Now he's an unquestioned team leader, not just one of the best players. He's spent the ensuing years playing professionally in Germany, England and Italy, most notably for powerhouse Roma, before coming back to Major League Soccer this year with Toronto FC. He got married and has a young daughter. He's in the prime of his career.
Whatever it is, he was calm, rational and philosophic about his play.
He cited the natural mistake – but a mistake nonetheless – of sitting back a bit after Clint Dempsey's goal just 30 seconds into the game. The Americans in general, and Bradley himself, just never got into the groove of how they anticipated playing.
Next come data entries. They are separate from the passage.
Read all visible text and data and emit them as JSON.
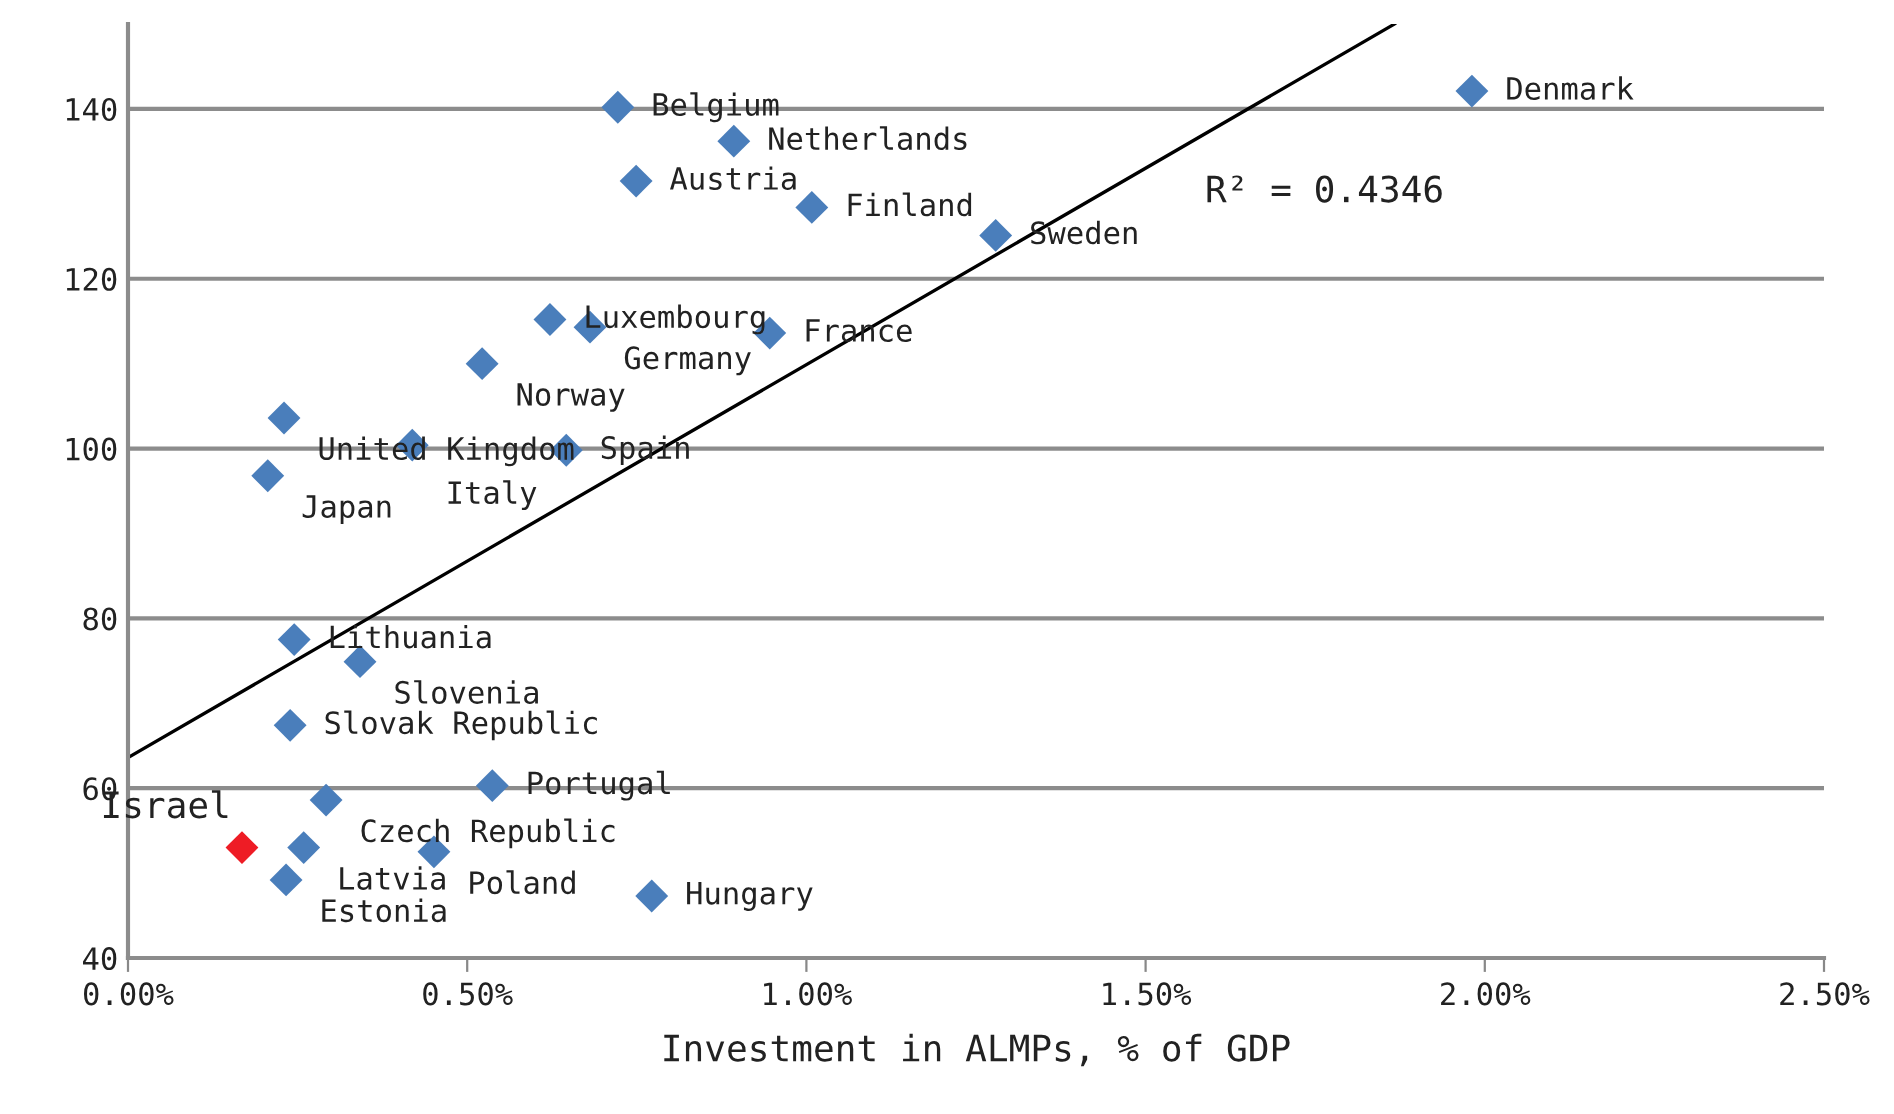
{
  "chart_data": {
    "type": "scatter",
    "xlabel": "Investment in ALMPs, % of GDP",
    "xlim": [
      0,
      2.5
    ],
    "xticks": [
      {
        "value": 0,
        "label": "0.00%"
      },
      {
        "value": 0.5,
        "label": "0.50%"
      },
      {
        "value": 1.0,
        "label": "1.00%"
      },
      {
        "value": 1.5,
        "label": "1.50%"
      },
      {
        "value": 2.0,
        "label": "2.00%"
      },
      {
        "value": 2.5,
        "label": "2.50%"
      }
    ],
    "ylim": [
      40,
      150
    ],
    "yticks": [
      40,
      60,
      80,
      100,
      120,
      140
    ],
    "grid": "y",
    "marker": "diamond",
    "series": [
      {
        "x": [
          0.722,
          0.893,
          0.749,
          1.008,
          1.279,
          1.981,
          0.622,
          0.681,
          0.946,
          0.522,
          0.23,
          0.419,
          0.646,
          0.206,
          0.245,
          0.342,
          0.239,
          0.537,
          0.292,
          0.259,
          0.451,
          0.233,
          0.772
        ],
        "values": [
          140.2,
          136.2,
          131.5,
          128.4,
          125.1,
          142.1,
          115.2,
          114.3,
          113.6,
          110.0,
          103.6,
          100.4,
          99.8,
          96.8,
          77.5,
          74.9,
          67.4,
          60.3,
          58.6,
          53.0,
          52.5,
          49.2,
          47.3
        ],
        "color": "#4a7ebb"
      },
      {
        "name": "Israel",
        "x": [
          0.168
        ],
        "values": [
          53.0
        ],
        "color": "#ee1c25"
      },
      {
        "type": "line",
        "x": [
          0,
          1.867
        ],
        "values": [
          63.6,
          150.0
        ],
        "color": "#000000",
        "marker": "none"
      }
    ],
    "annotations": [
      {
        "text": "Belgium",
        "x": 0.722,
        "y": 140.2
      },
      {
        "text": "Netherlands",
        "x": 0.893,
        "y": 136.2
      },
      {
        "text": "Austria",
        "x": 0.749,
        "y": 131.5
      },
      {
        "text": "Finland",
        "x": 1.008,
        "y": 128.4
      },
      {
        "text": "Sweden",
        "x": 1.279,
        "y": 125.1
      },
      {
        "text": "Denmark",
        "x": 1.981,
        "y": 142.1
      },
      {
        "text": "Luxembourg",
        "x": 0.622,
        "y": 115.2
      },
      {
        "text": "Germany",
        "x": 0.681,
        "y": 114.3
      },
      {
        "text": "France",
        "x": 0.946,
        "y": 113.6
      },
      {
        "text": "Norway",
        "x": 0.522,
        "y": 110.0
      },
      {
        "text": "United Kingdom",
        "x": 0.23,
        "y": 103.6
      },
      {
        "text": "Italy",
        "x": 0.419,
        "y": 100.4
      },
      {
        "text": "Spain",
        "x": 0.646,
        "y": 99.8
      },
      {
        "text": "Japan",
        "x": 0.206,
        "y": 96.8
      },
      {
        "text": "Lithuania",
        "x": 0.245,
        "y": 77.5
      },
      {
        "text": "Slovenia",
        "x": 0.342,
        "y": 74.9
      },
      {
        "text": "Slovak Republic",
        "x": 0.239,
        "y": 67.4
      },
      {
        "text": "Portugal",
        "x": 0.537,
        "y": 60.3
      },
      {
        "text": "Czech Republic",
        "x": 0.292,
        "y": 58.6
      },
      {
        "text": "Latvia",
        "x": 0.259,
        "y": 53.0
      },
      {
        "text": "Poland",
        "x": 0.451,
        "y": 52.5
      },
      {
        "text": "Estonia",
        "x": 0.233,
        "y": 49.2
      },
      {
        "text": "Hungary",
        "x": 0.772,
        "y": 47.3
      },
      "R² = 0.4346"
    ]
  }
}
"I think we more than anything just struggled to get out of that mold of defending and protecting," Bradley said. "We did such a good job into that, so much energy into that, that at the right moments we weren't sharp enough.
"We weren't able to find the right pass, we weren't able to give the game a little bit of pause and put the game back onto our terms," he continued.
That likely won't fly against Portugal. While so much of the pregame talk has been focused on brilliant forward Cristiano Ronaldo, one of the standard ways to slow, or even stop, the star forward is to win the battles in the middle of the field and deny him the ball. Or even better, turn it the other way for an attack that is far from him.
That will mean a great deal of Bradley vs. Joao Moutinho, Portugal's excellent midfielder.
Bradley is well aware of all of this. He can only figure it is best that he got a subpar game out of the way and the U.S. won anyway. There really isn't much more he could say. He stepped up, acknowledged it and didn't bother with some empty promise of playing better. He just said he'd try. He just said he'd do, once again, everything possible to win, even if again he isn't at his best.
"You obviously can't pick and choose but, still, you never want to play your best game first," he said. "You want to feel like as the tournament is moving on and the tournament is progressing the team and every guy is continuing to grow and get better and get stronger."
Michael Bradley needs to be better, needs to be stronger. Everyone around U.S. Soccer knows it, including the guy growing into stardom yet honest and confident enough to acknowledge he still isn't quite there yet.